An MIT engineer, Laurence R. Young, recounted the visit in an interview with John Noble Wilford, of the New York Times. “It was one of the most dramatic moments that I can remember,” Young said. “I said, ‘What is that?’ And they said, ‘Oh, that is the lunar lander.’ All the pieces were there, and they explained to us which part was connected to which other.” It was not a mockup, but flight hardware. MIT acting dean of engineering Jack L. Kerrebrock returned the next day and took photographs. The photos were soon published in various media and suddenly Westerners—and the Russian public as well—saw what the Soviet Union had been trying to do, and had kept hidden for decades.

Godspeed, Lunniy Korabl, it was great to finally meet you.
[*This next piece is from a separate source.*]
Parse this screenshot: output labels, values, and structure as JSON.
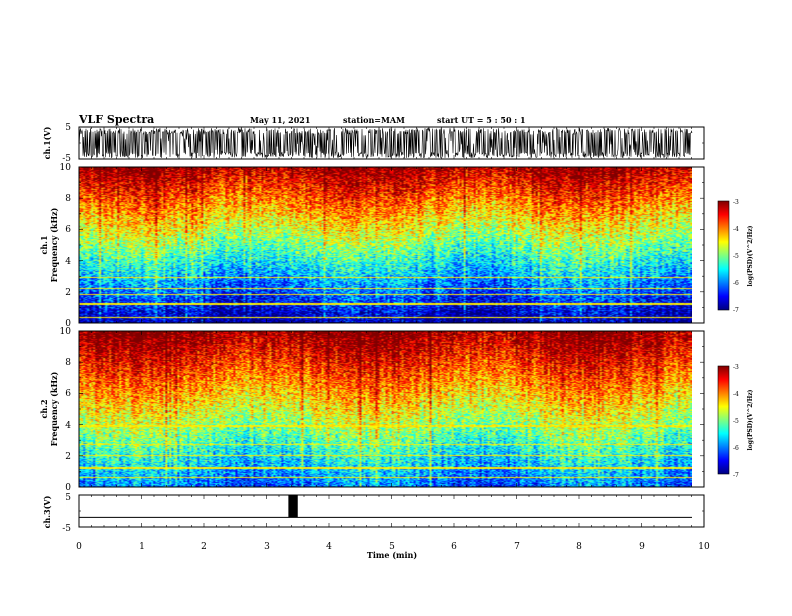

The descriptions of the Soviet lunar effort that emerged in the late 1980s and early 1990s were garbled and not totally accurate. For example, the initial account that the visiting MIT group was told was that the Soviet lunar mission would have involved two rocket launches and a rendezvous in orbit. This was untrue and it took several years for a more accurate account to emerge. The most authoritative Western account came in 2000 with Asif Siddiqi’s monumental book Challenge to Apollo. Although much new material has emerged since then, Siddiqi’s book remains the best English-language source on that subject. In a sign of how much had changed since the Cold War space race, Siddiqi’s book was published by NASA, a sign of respect to the agency’s former rivals.

Relations between Russia and the United States have soured in recent years. But politics is often cyclical, and the current chill will eventually thaw… someday. Perhaps when that happens, the lunar ship will again venture out on another voyage, not into space, but to another country, where space enthusiasts of a certain age can look at it in wonder, and dismay. Considering the rickety nature of the craft, it is better suited to horizontal travel than vertical. Godspeed, Lunniy Korabl, it was great to finally meet you.